Jiwa

Hi guys,

If this is sorted elsewhere, sorry, I haven't been able to locate on the forums.

I have a plugin to action some custom API routes, and am using API key authentication.
To enable this, I first needed to enable the "REST API" plugin, which in turn opened many other routes.
To mitigate this, I have imported "RestPaths" and disallowed everything except the custom routes.

However http://localhost:8080/Logs/Today, which does not require authentication, is still working, and shows the Authorization Bearer (API key) ...


Is it possible to completely disable all the default routes, while still allowing custom API plugins? Or is there an alternate way to fix this security hole?

Cheers,
Neil

Hi Neil,

You should turn off DebugMode in the System Settings - this will disable the request logging and prevent unwanted information disclosure.

We only intended the DebugMode to be on for testing / development purposes - and making the logs inaccessible unless logged in was making troubleshooting logging in problematic.
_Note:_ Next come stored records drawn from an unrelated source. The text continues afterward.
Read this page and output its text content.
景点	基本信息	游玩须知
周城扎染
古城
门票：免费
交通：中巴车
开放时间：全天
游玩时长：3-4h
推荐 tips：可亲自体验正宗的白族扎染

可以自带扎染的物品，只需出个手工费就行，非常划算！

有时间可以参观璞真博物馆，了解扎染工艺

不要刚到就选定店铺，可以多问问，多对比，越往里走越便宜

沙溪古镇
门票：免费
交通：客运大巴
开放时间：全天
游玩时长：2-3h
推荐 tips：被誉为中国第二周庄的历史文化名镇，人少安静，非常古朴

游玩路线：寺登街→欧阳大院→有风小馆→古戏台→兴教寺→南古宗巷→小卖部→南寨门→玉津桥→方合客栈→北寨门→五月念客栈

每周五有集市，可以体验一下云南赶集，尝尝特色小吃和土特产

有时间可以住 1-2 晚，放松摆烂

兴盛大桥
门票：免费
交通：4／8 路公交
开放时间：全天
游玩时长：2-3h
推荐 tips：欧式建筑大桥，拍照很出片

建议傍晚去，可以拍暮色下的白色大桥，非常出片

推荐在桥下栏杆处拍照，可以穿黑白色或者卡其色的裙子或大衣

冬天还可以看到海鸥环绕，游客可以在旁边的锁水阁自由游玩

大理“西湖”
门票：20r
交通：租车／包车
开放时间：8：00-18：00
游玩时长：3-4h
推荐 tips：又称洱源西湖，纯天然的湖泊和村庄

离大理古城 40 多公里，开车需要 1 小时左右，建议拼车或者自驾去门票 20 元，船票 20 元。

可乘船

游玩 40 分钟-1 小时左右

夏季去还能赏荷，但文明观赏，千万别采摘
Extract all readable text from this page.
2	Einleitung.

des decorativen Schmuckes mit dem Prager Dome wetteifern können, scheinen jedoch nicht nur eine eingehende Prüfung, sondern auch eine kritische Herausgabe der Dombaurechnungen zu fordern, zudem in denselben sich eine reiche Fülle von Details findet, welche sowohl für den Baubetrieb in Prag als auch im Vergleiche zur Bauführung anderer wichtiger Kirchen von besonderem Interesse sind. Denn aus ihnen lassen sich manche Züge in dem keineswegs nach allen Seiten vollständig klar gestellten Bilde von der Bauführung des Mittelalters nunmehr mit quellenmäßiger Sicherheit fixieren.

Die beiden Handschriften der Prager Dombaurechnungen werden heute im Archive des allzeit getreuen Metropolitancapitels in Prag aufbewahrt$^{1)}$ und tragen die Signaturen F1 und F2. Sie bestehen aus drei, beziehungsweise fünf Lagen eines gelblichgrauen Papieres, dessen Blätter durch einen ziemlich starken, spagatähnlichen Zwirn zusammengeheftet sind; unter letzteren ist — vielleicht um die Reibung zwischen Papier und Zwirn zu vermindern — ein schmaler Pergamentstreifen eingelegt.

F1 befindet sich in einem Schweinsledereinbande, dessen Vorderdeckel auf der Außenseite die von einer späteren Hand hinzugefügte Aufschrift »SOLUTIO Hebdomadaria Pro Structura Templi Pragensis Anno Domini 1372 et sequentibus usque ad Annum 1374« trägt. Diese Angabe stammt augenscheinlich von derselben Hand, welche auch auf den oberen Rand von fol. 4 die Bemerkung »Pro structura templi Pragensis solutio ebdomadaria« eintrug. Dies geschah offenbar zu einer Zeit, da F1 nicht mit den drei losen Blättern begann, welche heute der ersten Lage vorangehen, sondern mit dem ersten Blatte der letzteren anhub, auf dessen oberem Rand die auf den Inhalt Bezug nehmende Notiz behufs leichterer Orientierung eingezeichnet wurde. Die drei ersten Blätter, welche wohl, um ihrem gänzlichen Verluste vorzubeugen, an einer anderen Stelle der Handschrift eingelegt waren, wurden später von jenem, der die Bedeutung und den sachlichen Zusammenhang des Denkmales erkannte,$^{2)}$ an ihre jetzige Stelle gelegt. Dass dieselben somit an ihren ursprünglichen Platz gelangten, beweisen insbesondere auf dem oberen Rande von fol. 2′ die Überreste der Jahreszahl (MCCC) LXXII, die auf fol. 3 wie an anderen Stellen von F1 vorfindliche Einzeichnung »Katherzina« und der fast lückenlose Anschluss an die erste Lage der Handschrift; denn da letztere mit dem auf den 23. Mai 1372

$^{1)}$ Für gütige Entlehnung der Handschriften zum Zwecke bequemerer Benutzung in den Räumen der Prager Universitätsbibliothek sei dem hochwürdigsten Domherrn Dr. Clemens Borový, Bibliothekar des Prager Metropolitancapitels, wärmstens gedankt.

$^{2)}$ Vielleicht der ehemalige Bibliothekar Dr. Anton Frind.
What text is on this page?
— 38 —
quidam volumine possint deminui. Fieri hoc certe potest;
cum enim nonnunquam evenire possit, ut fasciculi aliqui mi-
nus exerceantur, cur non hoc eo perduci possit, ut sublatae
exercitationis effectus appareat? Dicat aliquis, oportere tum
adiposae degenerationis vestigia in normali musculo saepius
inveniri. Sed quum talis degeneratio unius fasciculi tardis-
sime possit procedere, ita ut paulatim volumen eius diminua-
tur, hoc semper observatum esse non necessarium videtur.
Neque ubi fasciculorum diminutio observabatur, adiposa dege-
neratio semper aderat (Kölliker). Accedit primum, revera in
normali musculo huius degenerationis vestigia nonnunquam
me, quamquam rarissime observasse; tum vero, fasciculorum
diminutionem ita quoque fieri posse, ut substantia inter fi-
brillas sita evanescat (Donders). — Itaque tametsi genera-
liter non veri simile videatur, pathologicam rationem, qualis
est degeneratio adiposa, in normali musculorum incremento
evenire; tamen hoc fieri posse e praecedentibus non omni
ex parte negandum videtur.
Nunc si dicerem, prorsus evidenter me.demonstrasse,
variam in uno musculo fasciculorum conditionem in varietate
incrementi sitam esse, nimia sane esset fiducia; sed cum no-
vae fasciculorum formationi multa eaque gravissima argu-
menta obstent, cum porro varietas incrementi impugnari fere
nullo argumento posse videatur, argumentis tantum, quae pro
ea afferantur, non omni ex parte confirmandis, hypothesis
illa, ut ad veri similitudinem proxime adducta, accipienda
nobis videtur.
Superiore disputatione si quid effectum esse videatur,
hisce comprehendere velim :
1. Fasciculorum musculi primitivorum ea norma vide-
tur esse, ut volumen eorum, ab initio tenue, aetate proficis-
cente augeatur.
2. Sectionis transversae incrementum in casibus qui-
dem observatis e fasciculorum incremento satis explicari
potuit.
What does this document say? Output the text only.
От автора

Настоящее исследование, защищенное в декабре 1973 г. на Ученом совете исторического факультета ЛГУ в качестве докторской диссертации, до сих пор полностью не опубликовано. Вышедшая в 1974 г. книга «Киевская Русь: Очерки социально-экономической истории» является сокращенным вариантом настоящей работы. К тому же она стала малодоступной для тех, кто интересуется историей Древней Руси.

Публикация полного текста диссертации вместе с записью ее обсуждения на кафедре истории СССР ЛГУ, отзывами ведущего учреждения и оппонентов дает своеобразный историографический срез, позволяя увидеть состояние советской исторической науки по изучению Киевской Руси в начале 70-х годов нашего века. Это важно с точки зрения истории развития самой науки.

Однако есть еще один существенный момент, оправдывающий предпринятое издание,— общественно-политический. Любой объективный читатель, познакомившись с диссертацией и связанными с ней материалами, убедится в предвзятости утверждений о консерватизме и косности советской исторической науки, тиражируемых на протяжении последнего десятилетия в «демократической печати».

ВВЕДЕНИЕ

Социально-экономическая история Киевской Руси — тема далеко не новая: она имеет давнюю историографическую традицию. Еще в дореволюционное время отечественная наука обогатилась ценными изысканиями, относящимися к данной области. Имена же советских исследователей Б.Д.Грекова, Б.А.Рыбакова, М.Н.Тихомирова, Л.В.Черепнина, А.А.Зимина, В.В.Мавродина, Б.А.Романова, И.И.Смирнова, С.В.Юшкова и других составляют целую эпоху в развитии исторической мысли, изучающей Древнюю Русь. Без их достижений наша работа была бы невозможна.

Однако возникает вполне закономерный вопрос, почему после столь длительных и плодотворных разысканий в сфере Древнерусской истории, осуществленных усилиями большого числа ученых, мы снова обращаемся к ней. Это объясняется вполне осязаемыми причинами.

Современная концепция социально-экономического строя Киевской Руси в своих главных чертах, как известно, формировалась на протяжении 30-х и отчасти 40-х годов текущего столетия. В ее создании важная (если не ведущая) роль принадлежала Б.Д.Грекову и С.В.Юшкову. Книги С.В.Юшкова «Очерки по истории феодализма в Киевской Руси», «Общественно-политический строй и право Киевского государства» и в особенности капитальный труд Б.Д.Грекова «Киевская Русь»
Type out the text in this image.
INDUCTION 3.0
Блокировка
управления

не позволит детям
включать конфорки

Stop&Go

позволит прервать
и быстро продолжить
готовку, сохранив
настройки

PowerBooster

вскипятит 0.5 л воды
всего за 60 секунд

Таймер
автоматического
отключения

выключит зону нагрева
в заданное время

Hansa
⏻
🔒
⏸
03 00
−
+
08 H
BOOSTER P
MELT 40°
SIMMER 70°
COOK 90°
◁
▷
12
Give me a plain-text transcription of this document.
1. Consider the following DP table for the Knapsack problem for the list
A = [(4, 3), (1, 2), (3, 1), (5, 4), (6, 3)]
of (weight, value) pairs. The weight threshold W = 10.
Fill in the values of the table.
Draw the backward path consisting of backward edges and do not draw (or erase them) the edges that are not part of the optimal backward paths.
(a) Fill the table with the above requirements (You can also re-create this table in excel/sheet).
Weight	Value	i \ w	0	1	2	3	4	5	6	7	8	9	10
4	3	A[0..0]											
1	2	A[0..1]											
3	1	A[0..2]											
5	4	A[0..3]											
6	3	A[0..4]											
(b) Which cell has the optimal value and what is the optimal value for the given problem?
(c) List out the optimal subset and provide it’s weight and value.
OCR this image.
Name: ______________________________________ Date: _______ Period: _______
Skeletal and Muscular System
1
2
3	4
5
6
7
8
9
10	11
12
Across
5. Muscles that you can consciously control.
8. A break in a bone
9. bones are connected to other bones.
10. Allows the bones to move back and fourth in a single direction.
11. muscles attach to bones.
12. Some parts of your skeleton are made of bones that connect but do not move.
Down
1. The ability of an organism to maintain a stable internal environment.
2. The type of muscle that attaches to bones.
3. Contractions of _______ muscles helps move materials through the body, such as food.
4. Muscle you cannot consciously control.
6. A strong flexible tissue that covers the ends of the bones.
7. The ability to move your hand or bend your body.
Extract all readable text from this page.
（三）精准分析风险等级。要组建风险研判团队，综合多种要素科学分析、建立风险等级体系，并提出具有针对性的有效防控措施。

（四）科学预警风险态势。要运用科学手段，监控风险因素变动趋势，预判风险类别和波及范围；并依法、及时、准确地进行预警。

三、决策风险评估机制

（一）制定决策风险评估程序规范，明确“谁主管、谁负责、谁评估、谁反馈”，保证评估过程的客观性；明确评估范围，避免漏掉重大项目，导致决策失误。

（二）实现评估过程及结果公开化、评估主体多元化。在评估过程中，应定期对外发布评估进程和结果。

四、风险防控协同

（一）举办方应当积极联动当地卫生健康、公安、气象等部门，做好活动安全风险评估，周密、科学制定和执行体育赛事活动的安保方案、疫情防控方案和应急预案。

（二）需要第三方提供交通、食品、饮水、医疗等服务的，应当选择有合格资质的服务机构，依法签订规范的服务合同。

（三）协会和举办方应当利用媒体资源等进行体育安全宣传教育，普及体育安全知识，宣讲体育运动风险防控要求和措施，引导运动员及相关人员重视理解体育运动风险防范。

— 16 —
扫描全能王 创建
We could perhaps make a setting to make the viewing of request logs only if authenticated - that way there is a way to handle all scenarios. I've logged this as improvement DEV-7992.

Many thanks Mike, will do.

neil.interactit wrote:Is it possible to completely disable all the default routes, while still allowing custom API plugins? Or is there an alternate way to fix this security hole?

And to answer this: Yes, this is possible - change the default permission for the user group(s) to have the "Default REST API Permisssion" to be Undefined, and then only add to the REST API paths the routes you want to expose with the permission to be Allow.